Maria Holtsberg, Penasihat Risiko Bidang Kemanusiaan dan Bencana di UN Women Asia dan Pasifik mengatakan, “krisis selalu memperburuk ketimpangan gender.”

Banyak tindak kekerasan terhadap perempuan akibat lemahnya tingkat ekonomi, pendidikan, ataupun kondisi psikis mereka yang terguncang akibat berbagai masalah di tengah pandemi saat ini. “Maka diperlukan langkah-langkah khusus dan konkret untuk menjaga perempuan khususnya dalam memerangi Covid-19 saat ini,” kata Holtsberg.

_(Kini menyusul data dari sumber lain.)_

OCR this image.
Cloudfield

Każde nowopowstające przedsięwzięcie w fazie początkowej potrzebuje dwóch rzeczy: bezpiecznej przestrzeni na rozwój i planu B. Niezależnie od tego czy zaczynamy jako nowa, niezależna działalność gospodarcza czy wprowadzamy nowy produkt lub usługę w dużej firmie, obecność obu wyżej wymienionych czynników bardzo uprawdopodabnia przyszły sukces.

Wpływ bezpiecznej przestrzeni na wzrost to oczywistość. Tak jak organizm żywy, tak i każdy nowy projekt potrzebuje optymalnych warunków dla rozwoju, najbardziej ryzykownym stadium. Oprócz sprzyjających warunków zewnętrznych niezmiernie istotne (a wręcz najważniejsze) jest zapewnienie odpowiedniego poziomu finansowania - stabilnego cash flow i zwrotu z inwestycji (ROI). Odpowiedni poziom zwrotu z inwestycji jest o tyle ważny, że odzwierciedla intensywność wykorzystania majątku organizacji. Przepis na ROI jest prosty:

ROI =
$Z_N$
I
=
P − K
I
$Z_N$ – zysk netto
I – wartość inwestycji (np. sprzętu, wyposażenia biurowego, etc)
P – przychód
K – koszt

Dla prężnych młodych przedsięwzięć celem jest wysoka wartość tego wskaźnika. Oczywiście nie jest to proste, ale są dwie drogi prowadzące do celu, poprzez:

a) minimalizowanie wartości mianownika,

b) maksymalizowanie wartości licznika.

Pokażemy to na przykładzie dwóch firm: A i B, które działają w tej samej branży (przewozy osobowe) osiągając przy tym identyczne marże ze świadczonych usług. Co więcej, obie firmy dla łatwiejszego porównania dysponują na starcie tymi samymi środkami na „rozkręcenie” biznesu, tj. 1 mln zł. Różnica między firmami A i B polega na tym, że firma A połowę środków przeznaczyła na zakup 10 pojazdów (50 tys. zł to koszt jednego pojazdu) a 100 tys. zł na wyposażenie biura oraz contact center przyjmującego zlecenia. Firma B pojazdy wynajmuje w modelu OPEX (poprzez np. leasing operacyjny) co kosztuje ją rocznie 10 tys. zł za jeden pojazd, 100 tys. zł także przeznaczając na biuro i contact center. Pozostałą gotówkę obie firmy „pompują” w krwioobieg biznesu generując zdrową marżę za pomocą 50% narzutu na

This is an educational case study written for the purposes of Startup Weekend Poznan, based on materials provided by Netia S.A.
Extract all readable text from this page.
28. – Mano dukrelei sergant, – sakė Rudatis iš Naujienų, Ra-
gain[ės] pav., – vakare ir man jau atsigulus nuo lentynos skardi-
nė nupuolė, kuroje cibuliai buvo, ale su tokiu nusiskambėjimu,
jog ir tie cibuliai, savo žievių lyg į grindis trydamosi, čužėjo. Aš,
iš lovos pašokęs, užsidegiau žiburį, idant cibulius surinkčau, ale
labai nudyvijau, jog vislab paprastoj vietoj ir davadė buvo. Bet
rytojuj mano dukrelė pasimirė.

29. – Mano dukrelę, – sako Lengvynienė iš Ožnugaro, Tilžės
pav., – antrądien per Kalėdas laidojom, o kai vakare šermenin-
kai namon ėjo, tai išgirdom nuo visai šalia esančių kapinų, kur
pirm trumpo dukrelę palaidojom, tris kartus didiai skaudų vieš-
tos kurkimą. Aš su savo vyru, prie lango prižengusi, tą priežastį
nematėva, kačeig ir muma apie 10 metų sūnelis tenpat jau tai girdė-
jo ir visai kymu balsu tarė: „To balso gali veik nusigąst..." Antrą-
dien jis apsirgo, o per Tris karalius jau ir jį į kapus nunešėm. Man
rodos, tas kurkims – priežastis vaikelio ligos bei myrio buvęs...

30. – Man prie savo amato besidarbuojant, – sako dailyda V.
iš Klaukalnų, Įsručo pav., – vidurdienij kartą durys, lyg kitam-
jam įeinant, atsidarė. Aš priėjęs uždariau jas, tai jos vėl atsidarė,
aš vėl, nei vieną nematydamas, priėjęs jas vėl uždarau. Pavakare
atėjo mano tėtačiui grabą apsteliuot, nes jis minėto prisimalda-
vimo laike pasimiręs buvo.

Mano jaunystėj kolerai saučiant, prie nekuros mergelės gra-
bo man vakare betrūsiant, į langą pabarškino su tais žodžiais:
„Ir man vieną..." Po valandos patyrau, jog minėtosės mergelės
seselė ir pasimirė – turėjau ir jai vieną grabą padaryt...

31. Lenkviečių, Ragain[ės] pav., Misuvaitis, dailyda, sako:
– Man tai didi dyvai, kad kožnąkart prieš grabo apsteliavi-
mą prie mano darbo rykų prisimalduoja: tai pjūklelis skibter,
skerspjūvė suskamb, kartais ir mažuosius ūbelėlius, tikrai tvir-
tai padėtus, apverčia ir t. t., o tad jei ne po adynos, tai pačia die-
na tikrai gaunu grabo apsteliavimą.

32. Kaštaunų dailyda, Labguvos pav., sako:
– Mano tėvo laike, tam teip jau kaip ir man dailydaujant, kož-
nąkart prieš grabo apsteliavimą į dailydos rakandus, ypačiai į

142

Untuk mencegah terjadinya KDRT, diperlukan kebijakan yang benar-benar memperhatikan kepentingan dan kondisi masyarakat, khususnya perempuan sebagai kelompok rentan. Baik dalam hal pemenuhan kebutuhan spesifik, pelayanan kesehatan jiwa, penanganan dan pendampingan bagi korban kekerasan, serta peningkatan ekonomi pemberdayaan perempuan.

Cek Ulang DTKS

Komisi II DPRD Medan mengakui bansos kepada warga miskin sering tidak tepat sasaran. Pasalnya, Data Terpadu Kesejahteraan Sosial (DTKS) tidak lagi valid dan tidak update.

Karena itu Komisi II DPRD Medan mendorong Dinas Sosial (Dinsos) Kota Medan agar benar-benar melakukan verifikasi data seluruh warga miskin di Kota Medan.

“Tahun 2021, seluruh warga miskin di Kota Medan harus dapat terakomodir untuk mendapatkan segala jenis bantuan sosial yang ada, baik yang bersumber dari pemerintah pusat maupun daerah,” kata Wakil Ketua Komisi II DPRD Medan, Sudari ST.

Mereka yang sebelumnya termasuk golongan warga miskin, tetapi sekarang tidak lagi miskin, agar dicoret dari DTKS. Sebaliknya, warga miskin baru agar dimasukkan agar mendapat bantuan.

Kepala Dinas Sosial Kota Medan, Endar Sutan Lubis, berjanji akan melakukan verifikasi dan validasi terhadap data warga miskin di Kota Medan. Pendataan akan dilakukan dengan metode door to door di 17 kecamatan, dengan sasaran sekitar 120.870 KK.

“Ada 14 kriteria untuk dinyatakan sebagai warga miskin. Jika telah memenuhi 9 kriteria saja, sudah layak masuk kategori warga miskin,” katanya.

Ke-14 kriteria tersebut, yakni luas lantai bangunan tempat tinggal kurang dari 8 M2 per orang, jenis lantai tempat tinggal terbuat dari tanah/bambu/kayu murahan,  jenis dinding tempat tinggal dari bambu/rumbia/kayu berkualitas rendah/tembok tanpa diplester.

Kemudian, tidak memiliki fasilitas buang air besar/bersama-sama dengan rumah tangga lain, sumber penerangan rumah tangga tidak menggunakan listrik, sumber air minum berasal dari sumur/mata air tidak terlindung/sungai/air hujan,  bahan bakar untuk memasak sehari-hari adalah kayu bakar/arang/minyak tanah, hanya mengonsumsi daging/susu/ayam dalam satu kali seminggu.

Hanya membeli satu stel pakaian baru dalam setahun. Hanya sanggup makan sebanyak satu/dua kali dalam sehari, tidak sanggup membayar biaya pengobatan di puskesmas/poliklinik. Sumber penghasilan kepala rumah tangga adalah petani dengan luas lahan 500 m2, buruh tani, nelayan, buruh bangunan, buruh perkebunan dan atau pekerjaan lainnya dengan pendapatan di bawah Rp 600.000 per bulan.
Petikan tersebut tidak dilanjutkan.